Uber’s High-Risk Business is Under Risk

So, where do you want to start?
  • Huge spending on things like drivers
  • “Unproven” revenue lines
  • Danger of unrealized cost savings with acquisitions like Careem
  • Uber Eats makes losses on partnerships (e.g. McDonald’s)
  • Driver dissatisfaction is a core feature of Uber’s culture
  • Treating Drivers as contract workers is highly unethical
  • Uber’s own focus on aggressive growth and intense competition has proven back-bite (Lyft is seen as a more trustworthy brand by young people).
  • Uber’s lack of transparency internally and deceptive practices means it been liable to lawsuits and will be liable to regulatory compliance that could damage its business model irrecoverably.
I’m as excited as the next guy about huge IPOs and the potential of Lyft and Uber, but I also in mind hold them accountable to a laundry list of mistakes and failures that won’t go away. Moreover I see Uber as emblematic of all that is wrong with Silicon Valley’s bull-dozing approach to innovation.
It also shows a certain desperation of Silicon Valley to maintain its’ global control. I think in the 2020s and moreover in the 2030s China will basically disrupt Silicon Valley as the leader of innovation. This is already in 2019 clearly underway. Uber might be one of the last pretenders that American bro-culture wins in the new world. This ain’t the global capitalism your Dad taught you about.
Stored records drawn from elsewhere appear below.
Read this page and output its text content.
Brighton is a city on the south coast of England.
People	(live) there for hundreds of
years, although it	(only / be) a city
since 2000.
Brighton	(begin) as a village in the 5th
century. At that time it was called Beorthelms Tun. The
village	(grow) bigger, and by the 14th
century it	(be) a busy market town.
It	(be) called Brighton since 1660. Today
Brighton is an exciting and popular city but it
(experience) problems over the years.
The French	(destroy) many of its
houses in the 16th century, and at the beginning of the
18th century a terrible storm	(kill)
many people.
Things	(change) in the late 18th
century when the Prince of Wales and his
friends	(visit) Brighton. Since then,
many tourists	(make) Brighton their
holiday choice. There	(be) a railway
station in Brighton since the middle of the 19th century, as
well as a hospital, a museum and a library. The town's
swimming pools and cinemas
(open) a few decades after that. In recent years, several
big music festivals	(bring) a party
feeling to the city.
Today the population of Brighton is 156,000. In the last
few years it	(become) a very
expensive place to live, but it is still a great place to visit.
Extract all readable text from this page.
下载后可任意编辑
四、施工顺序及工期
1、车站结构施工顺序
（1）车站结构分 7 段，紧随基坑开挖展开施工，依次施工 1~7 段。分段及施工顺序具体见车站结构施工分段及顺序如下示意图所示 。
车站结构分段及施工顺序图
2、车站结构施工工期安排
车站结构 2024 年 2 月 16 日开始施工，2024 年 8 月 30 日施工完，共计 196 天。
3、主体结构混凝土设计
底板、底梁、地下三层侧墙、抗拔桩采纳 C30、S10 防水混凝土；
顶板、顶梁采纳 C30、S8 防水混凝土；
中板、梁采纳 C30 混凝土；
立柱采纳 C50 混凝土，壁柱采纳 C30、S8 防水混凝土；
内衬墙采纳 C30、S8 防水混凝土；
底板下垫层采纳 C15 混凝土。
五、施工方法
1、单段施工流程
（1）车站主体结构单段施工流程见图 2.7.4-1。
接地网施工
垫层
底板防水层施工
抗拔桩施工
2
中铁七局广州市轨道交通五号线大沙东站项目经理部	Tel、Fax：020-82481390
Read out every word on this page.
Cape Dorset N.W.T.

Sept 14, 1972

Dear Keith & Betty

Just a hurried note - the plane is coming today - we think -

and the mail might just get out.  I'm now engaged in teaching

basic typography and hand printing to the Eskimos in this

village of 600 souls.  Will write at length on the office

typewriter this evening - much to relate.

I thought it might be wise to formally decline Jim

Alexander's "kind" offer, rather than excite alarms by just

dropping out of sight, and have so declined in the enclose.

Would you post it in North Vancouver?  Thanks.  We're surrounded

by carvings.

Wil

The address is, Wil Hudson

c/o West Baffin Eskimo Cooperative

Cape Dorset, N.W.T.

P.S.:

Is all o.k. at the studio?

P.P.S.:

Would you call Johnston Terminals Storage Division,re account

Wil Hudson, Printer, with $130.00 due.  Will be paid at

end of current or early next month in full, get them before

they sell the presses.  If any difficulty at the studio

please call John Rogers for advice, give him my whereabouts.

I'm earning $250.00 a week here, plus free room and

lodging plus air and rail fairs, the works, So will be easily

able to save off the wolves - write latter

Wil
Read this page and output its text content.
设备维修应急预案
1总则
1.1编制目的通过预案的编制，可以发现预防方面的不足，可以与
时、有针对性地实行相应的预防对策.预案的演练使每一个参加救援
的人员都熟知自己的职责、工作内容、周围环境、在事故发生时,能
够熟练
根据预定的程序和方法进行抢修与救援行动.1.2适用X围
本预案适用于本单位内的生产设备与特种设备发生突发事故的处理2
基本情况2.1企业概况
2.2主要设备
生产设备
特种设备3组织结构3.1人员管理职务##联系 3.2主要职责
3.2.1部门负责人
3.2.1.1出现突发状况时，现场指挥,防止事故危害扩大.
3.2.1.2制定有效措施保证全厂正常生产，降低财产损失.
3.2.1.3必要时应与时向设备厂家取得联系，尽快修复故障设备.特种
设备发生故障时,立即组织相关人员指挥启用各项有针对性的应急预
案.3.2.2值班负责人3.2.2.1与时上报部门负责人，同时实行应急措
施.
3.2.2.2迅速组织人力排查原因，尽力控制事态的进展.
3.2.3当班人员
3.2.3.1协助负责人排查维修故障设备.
Uber’s Reputation Never Really Recovered

Susan Fowler changed everything about how I saw Uber as a brand, probablay forever. It doesn’t matter if you have a toxic or a shrewd CEO, you are still Uber, you are what you have done to the world. Should we even be investing in that sort of thing? This goes so far beyond the lack of profitability actually. Silicon Valley’s lack of accountability is just adding up into a mountain of monopolistic like behavior that I think has damaged America. It’s desperation personified, the desperation to maintain control in a changing world.
As independent contractors, Uber drivers aren’t subject to requirements around minimum wage, overtime, or healthcare, let alone other benefits and regulations. That’s profiteering on the back of technological slavery,that’s an economy of desperation that feels not just sleezy but the start of a Millennials generation slipping outside the Middle Class. Historians will say that kind of rising wealth inequality started with things like Uber.
Softbank owns 16.3 percent of pre-IPO shares. A sizable chunk of that money is likely oil money from Saudi Arabia. But Uber doesn’t run on data the new oil of the 4th industrial revolution. Uber runs on the swear of drivers, real people, immigrants — people desperate just to make a buck.
Silicon Valley’s leadership has been such a failure in ethics, it’s hard to quantify how bad this is for the internet and for capitalism. From Facebook to Google to moral decisions that even outrage employees of Tech companies, it marks the beginning of the end for Silicon Valley being the epi-center of global innovation. These are signs and signals of an empire, of a machine in decline. Uber is a microcosm of this. Uber won’t exist in 2035.
What Silicon Valley will be in 2035 is not the place it is today. And probably, America will never be the same again.